Some employees thanked Stegeman after he created the new policy a few weeks ago. It wasn’t necessary before, he said, because few people brought their pets in. But recently, that changed. “Pets were coming in more frequently and more people were getting pets,” he said.

In fact, more households have pets today than a decade ago. More than 62 percent of all U.S. households owned a pet in 2009, compared with 56 percent in 1998, according to the National Pet Owners Survey conducted by the American Pet Products Association.

Pets and the money spent on them tends to be recession-resistant, and some experts suggest pampering a pooch can make people feel better.
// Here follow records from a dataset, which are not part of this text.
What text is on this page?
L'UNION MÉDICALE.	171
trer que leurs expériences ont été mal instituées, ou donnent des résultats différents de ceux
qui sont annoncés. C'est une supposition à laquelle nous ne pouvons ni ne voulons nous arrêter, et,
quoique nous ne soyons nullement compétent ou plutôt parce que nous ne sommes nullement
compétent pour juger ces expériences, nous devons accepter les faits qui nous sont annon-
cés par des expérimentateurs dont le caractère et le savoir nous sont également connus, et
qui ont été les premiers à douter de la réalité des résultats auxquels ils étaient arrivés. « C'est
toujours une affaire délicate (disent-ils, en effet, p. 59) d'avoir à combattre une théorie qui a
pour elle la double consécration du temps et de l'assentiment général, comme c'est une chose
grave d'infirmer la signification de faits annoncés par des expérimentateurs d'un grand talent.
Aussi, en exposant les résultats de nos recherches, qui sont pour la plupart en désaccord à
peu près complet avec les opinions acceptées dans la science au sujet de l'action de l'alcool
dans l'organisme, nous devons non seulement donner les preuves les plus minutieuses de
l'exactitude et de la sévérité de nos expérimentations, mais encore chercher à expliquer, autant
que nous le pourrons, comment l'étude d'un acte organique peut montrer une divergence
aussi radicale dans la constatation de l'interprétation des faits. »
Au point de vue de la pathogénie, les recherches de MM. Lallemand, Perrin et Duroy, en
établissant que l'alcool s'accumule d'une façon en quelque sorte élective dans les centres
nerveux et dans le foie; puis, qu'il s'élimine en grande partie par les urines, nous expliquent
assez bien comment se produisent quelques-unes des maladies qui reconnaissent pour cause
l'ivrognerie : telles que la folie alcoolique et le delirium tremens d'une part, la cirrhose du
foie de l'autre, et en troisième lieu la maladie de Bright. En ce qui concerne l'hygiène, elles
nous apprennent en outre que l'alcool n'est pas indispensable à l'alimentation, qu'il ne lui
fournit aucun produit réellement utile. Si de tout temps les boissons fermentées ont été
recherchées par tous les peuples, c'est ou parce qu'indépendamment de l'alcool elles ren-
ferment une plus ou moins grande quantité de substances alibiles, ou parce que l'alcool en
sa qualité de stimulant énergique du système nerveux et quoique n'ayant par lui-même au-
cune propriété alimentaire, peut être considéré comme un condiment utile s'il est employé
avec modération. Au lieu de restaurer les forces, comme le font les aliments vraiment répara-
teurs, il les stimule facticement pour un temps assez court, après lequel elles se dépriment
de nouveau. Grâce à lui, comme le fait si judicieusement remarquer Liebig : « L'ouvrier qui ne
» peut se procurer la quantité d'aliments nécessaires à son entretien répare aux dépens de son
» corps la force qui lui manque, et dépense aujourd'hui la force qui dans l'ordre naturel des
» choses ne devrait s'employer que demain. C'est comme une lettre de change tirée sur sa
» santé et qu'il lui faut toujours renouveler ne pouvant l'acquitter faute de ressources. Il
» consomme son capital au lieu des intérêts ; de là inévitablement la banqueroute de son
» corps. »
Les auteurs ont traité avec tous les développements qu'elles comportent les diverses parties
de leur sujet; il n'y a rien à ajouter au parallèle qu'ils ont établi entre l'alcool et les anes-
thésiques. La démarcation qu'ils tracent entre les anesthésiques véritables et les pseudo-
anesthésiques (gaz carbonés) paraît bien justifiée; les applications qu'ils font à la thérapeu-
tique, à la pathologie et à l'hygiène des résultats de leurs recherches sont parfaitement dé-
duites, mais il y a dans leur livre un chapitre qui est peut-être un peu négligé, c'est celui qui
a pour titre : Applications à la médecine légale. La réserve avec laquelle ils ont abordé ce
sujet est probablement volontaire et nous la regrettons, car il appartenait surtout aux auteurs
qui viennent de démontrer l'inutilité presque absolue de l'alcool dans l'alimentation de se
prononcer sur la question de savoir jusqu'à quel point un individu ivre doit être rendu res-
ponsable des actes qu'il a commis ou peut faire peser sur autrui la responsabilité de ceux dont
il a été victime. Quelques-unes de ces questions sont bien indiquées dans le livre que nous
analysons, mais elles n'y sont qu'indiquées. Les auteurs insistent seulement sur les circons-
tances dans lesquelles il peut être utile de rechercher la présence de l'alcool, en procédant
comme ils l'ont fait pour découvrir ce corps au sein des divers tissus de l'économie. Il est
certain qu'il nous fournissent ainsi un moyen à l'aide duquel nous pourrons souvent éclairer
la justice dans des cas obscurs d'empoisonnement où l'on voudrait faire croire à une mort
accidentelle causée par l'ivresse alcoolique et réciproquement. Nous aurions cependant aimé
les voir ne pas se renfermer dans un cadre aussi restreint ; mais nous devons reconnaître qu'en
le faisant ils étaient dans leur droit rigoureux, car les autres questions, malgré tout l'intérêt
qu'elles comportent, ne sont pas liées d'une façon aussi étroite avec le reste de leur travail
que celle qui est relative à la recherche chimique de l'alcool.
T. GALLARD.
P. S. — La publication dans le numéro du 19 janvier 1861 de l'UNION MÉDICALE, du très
That might be why sales of pet products rose 5.4 percent to $45.5 billion in 2009 and are forecasted to hit $47.7 billion in 2010, according to the American Pet Products Association.

Realtor Mollie Rea had been bringing her three-pound toy poodle, Bella, to work with her and tried to lobby for an exception to the new policy based on Bella’s lap-dog size. “Dogs are a companion animal, so why not bring them in during the work day?” she said.

But some people brought large dogs in, and Stegeman said he felt he needed to treat all workers the same. “I have to do the same thing for everyone,” he said. “Most people understood.”

Now Rea uses a pet-walking service during the day so Bella is not alone for an extended period of time.

Concern over leaving pets alone all day is fueling growth of Tracey Gold Schencker’s dog-walking service, TS Dogwalkers, which charges $14 per 30-minute walk and $25 per hour walk. Schencker, who used to work for a kennel that allowed her to bring her dogs to work, now takes her own rat terrier on her walks. “I can’t imagine leaving him at home,” she said.

Architect Carl Hunter, principal at Doyle & Associates, can relate. He brings his two miniature dachshunds to work and often to client meetings as well.  “They’re our children and we couldn’t bear to leave them alone,” he said. The dogs, Ledoux and Scarpa, both named for architects, can be an ice breaker. “Clients enjoy it,” he said.

At the office, when the dogs bark at visitors, they’re put in an enclosed room, he said. More often, they sleep or pick up a ball and try to find a willing ball player. “They make the workplace much more human,” Hunter said.